Михаил Яшин: Две трети потерь — это раненые. Но вот советское общество строилось как счастливое. Когда появлялись люди с дефектами, их старались прятать. Когда на Западе уже поняли, что такое инклюзия. Что необходимо людей адаптировать. У нас это стали сильно позже понимать, и общество пока не готово к этому.
Вот я на своем примере скажу. Летом на озере в Хакасии отдыхал с семьей, у меня купальный протез, я снял, залез в воду, протез лежит на берегу. Я выполз, мне жена протез подала. Дети, молодежь уже не обращают на это внимания. Ну, мужик без ноги и мужик без ноги.
Моего возраста идиот сидит и орет на весь пляж своему сыну: "Эй, Вася, смотри, мужик без ноги!". Я ему говорю: "Слышь, а тебе чего? Что у тебя такой интерес вызвало?"
Вот это люди, выросшие в советской системе. Все инвалиды были спрятаны в дома инвалидов. Было разделение на здоровых и счастливых — и тех, кому не повезло. Но люди не понимают, что никто не застрахован: сегодня ты на обеих ножках ходишь, а завтра какая-нибудь авария или еще что-то — и ты окажешься в таком положении.
Дома Чешира — это же была его частная инициатива. Он был прославленный летчик и, я думаю, он работал со спецслужбами. Потому что когда американцы бомбили Хиросиму и Нагасаки, то как раз второй английский бомбардировщик, который фиксировал результат бомбардировки, там командиром экипажа был Леонард Чешир.
Автор фото, Keystone/Hulton Archive
Не каждого летчика отправят на такую сверхсекретную операцию.Война и привела его к пониманию, что это очень не хорошо. И когда он был уже гражданским человеком, он начал искать своих боевых товарищей.

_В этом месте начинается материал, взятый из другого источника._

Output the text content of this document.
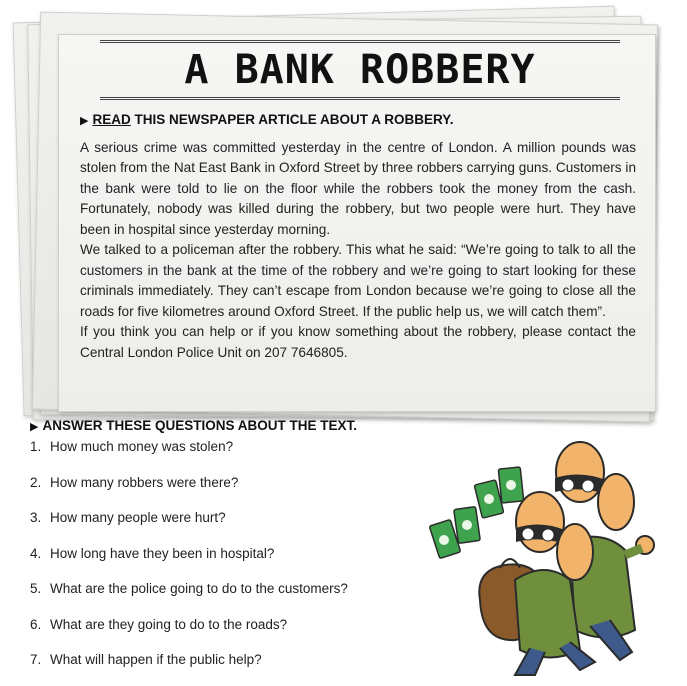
A BANK ROBBERY
▶ READ THIS NEWSPAPER ARTICLE ABOUT A ROBBERY.

A serious crime was committed yesterday in the centre of London. A million pounds was stolen from the Nat East Bank in Oxford Street by three robbers carrying guns. Customers in the bank were told to lie on the floor while the robbers took the money from the cash. Fortunately, nobody was killed during the robbery, but two people were hurt. They have been in hospital since yesterday morning.

We talked to a policeman after the robbery. This what he said: “We’re going to talk to all the customers in the bank at the time of the robbery and we’re going to start looking for these criminals immediately. They can’t escape from London because we’re going to close all the roads for five kilometres around Oxford Street. If the public help us, we will catch them”.

If you think you can help or if you know something about the robbery, please contact the Central London Police Unit on 207 7646805.

▶ ANSWER THESE QUESTIONS ABOUT THE TEXT.
1. How much money was stolen?
2. How many robbers were there?
3. How many people were hurt?
4. How long have they been in hospital?
5. What are the police going to do to the customers?
6. What are they going to do to the roads?
7. What will happen if the public help?
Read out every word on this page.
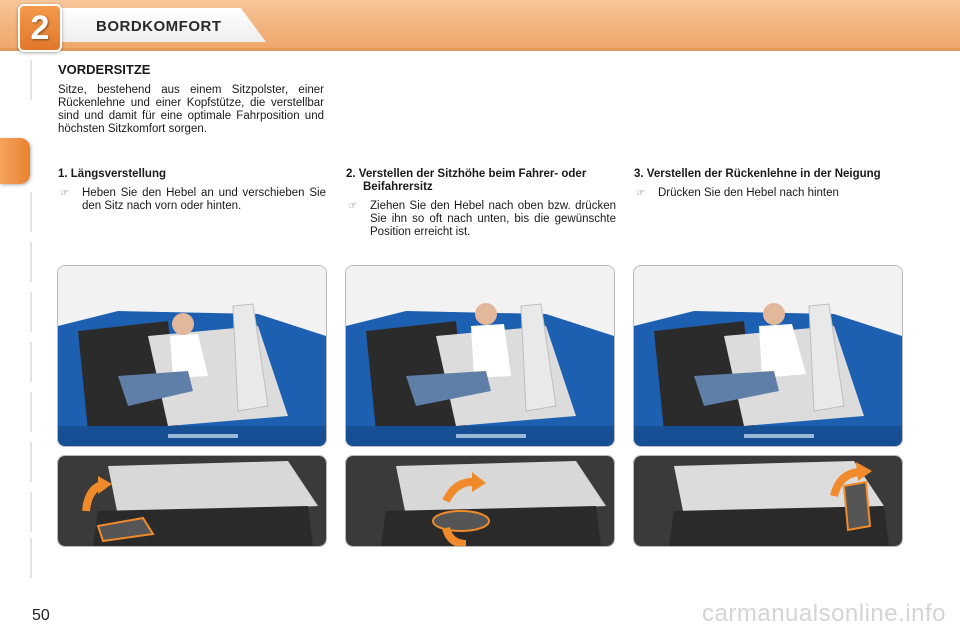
2	BORDKOMFORT
VORDERSITZE
Sitze, bestehend aus einem Sitzpolster, einer Rückenlehne und einer Kopfstütze, die verstellbar sind und damit für eine optimale Fahrposition und höchsten Sitzkomfort sorgen.
1. Längsverstellung
☞	Heben Sie den Hebel an und verschieben Sie den Sitz nach vorn oder hinten.
2. Verstellen der Sitzhöhe beim Fahrer- oder Beifahrersitz
☞	Ziehen Sie den Hebel nach oben bzw. drücken Sie ihn so oft nach unten, bis die gewünschte Position erreicht ist.
3. Verstellen der Rückenlehne in der Neigung
☞	Drücken Sie den Hebel nach hinten
50	carmanualsonline.info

А у летчиков травмы всегда очень тяжелые. Почему они считаются элитой. Они либо погибают, когда самолет сбивают. Либо, когда они стреляют друг по другу из пулеметов, там всегда орудия крупнокалиберные. Калибр там всегда шел 12,7, а пушки до 30 мм. Если человек после такого попадания выживал, травмы у него были очень тяжелые. При десантировании тоже бывали жесткие приземления.
И когда он находил своих сослуживцев, то видел, что все они в тяжелом положении. Он начал с того, что они с женой брали таких людей к себе домой на восстановление. А потом создал фонд свой и всю свою военную пенсию туда отправлял.

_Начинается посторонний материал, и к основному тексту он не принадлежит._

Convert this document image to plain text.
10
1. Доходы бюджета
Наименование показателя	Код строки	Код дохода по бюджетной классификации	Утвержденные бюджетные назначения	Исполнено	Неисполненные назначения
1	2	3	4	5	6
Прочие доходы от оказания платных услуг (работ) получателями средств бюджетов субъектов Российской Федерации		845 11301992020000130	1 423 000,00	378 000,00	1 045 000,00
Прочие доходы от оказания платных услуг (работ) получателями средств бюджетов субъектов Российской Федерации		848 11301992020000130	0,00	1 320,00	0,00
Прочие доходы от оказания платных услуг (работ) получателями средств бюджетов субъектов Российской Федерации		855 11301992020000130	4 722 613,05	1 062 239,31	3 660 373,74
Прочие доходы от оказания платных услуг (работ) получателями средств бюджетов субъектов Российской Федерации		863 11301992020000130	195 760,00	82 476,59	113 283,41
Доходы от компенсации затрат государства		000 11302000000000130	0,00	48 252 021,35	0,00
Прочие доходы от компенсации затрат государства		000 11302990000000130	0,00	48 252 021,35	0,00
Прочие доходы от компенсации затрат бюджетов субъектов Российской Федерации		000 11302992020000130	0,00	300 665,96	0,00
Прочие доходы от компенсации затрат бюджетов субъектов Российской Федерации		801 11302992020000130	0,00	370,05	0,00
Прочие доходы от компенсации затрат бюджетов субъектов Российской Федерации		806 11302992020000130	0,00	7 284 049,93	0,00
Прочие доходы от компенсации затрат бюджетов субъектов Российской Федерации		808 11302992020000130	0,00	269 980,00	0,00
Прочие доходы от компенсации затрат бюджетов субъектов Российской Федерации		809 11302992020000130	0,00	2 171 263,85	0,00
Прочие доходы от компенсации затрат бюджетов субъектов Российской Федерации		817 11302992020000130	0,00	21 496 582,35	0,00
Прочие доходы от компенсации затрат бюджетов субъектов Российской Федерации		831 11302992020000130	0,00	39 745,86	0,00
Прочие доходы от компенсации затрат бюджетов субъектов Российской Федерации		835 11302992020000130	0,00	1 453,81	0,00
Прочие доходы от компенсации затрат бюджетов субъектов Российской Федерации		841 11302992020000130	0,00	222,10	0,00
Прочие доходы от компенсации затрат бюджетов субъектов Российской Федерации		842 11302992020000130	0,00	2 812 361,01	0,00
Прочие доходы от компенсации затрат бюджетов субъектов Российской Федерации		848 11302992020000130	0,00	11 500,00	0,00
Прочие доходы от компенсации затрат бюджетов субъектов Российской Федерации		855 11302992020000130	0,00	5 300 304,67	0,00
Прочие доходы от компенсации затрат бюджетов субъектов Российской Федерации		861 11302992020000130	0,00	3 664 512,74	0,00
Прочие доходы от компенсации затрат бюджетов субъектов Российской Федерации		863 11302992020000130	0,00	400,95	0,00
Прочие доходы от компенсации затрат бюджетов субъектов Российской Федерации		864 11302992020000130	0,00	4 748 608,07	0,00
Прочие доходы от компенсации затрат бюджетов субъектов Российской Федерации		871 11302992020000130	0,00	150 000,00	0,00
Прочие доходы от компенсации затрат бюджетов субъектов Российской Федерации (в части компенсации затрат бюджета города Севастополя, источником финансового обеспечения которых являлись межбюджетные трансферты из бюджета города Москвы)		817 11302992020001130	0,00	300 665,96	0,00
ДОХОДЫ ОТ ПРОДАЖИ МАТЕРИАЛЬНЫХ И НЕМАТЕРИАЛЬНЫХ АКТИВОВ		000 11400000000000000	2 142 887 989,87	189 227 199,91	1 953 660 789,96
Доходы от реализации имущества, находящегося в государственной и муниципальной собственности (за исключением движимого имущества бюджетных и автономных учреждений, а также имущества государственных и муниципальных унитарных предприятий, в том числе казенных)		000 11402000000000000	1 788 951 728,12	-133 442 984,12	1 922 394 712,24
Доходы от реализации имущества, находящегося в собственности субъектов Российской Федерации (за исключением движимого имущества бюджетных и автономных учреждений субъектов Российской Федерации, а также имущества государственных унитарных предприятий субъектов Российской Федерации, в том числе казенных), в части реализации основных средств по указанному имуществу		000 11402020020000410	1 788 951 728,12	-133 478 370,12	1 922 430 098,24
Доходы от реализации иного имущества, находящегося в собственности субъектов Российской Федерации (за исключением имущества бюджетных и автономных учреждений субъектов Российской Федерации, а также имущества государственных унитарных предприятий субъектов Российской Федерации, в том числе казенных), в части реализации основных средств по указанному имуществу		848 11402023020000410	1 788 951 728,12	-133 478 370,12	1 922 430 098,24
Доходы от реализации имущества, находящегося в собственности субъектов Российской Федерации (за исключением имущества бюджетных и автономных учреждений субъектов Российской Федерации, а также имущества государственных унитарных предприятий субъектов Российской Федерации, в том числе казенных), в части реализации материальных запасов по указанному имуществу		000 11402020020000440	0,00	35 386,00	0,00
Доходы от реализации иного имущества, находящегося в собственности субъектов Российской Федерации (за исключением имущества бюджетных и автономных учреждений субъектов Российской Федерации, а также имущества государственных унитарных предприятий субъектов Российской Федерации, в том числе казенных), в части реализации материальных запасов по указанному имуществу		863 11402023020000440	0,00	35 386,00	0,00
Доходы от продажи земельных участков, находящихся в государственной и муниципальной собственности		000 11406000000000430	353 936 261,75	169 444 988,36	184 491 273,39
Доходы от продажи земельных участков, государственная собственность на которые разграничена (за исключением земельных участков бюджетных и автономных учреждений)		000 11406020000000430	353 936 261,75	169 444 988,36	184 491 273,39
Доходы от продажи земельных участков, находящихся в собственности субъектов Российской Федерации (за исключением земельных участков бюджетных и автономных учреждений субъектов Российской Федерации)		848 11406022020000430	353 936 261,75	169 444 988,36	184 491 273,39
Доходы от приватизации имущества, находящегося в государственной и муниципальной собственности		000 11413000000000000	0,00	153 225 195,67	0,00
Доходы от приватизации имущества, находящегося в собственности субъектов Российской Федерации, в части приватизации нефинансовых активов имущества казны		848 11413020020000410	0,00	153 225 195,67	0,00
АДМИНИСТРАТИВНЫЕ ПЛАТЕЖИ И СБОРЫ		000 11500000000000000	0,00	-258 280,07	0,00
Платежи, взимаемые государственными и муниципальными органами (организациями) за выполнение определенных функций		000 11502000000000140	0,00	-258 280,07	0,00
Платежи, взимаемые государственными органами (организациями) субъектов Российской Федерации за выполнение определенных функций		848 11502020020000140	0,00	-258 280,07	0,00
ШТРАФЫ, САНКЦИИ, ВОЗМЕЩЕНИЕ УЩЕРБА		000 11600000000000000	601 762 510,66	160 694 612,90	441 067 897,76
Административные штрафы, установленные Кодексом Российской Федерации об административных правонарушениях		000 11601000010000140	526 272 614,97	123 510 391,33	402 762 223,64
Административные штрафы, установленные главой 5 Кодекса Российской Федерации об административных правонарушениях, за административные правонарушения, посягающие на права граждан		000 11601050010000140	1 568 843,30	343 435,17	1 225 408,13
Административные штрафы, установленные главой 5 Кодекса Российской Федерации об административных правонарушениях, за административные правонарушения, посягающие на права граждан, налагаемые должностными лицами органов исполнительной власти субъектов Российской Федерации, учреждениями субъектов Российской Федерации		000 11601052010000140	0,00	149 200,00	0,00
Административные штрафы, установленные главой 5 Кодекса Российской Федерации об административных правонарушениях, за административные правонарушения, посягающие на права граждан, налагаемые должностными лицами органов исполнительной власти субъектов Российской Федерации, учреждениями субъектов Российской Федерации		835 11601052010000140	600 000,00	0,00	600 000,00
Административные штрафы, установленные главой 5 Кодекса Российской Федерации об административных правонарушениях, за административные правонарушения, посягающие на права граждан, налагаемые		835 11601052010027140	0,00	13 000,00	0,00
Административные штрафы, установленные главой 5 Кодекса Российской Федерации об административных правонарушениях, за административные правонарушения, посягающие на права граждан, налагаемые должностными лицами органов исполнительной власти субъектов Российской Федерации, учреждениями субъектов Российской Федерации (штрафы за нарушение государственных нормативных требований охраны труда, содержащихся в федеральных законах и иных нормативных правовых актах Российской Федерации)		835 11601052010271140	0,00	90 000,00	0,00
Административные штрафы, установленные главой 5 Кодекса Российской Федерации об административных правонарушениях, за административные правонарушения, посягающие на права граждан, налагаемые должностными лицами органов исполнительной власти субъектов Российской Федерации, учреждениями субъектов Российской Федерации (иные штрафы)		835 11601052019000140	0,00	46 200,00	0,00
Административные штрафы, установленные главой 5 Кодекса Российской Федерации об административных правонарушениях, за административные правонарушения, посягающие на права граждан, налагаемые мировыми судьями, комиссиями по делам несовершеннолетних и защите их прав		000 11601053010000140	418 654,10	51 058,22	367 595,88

Его начали поддерживать граждане, бизнесмены в Великобритании, и он начал строить дома. В основном это были колонии Британии. Кто отправлял своих граждан на Вторую мировую. Почти во всех бывших британских колониях есть свои Дома Чешира. 264 дома он построил при жизни. А наш — 265-й, последний его прижизненный.
Би-би-си: Сейчас есть какие-то связи с такими домами в других странах?
Михаил Яшин: Раньше очень активная была связь и дружба, но потом она прервалась. Идея была в том, что это будет филиал фонда. Но когда СССР рухнул, не сложилось с филиалом, и мы стали общественной организацией.
Би-би-си: При этом английскими связями все равно попрекают.
Михаил Яшин: Вот почему мы беседой с вами заинтересовались. Мы начали восстанавливать связь с фондом Леонарда Чешира. Англичане далеко дальше пошли, они не замыкались только на проблемах военных инвалидов. Они создали глобальный альянс и объединили более 400 благотворительных организаций. В Африке борются с противопехотными минами, у них очень широкая сеть. И мы с 2015-го года им пишем, сначала просто не отвечали. Возможно, из-за каких-то репутационных потерь. Репутация — вещь серьезная для англичан. Восстановить отношения было очень тяжело.
Мы уже разочаровались, контакта не будет, но отправляли им на почту сообщения обо всех наших мероприятиях. На столетие Чешира в 2017 году провели мероприятие. Очень по-английски дождь пошел. Люди приехали, семьи погибших, дети.
Мы новость об этом им отправили. На это они отреагировали. Они были очень удивлены, что в России еще есть люди, которые помнят Леонарда Чешира, что кто-то с благодарностью о нем говорит. Это была первая прорывная вещь. В своих ежегодных бюллетенях они впервые начали отмечать и наши события.
Ни на какое финансирование мы не претендуем, но они сильно дальше нас ушли в развитии всех этих программ, в понимании, как работать с инклюзивностью, нам было бы интересно перенимать этот опыт, быть включенными в какие-то глобальные процессы образовательные.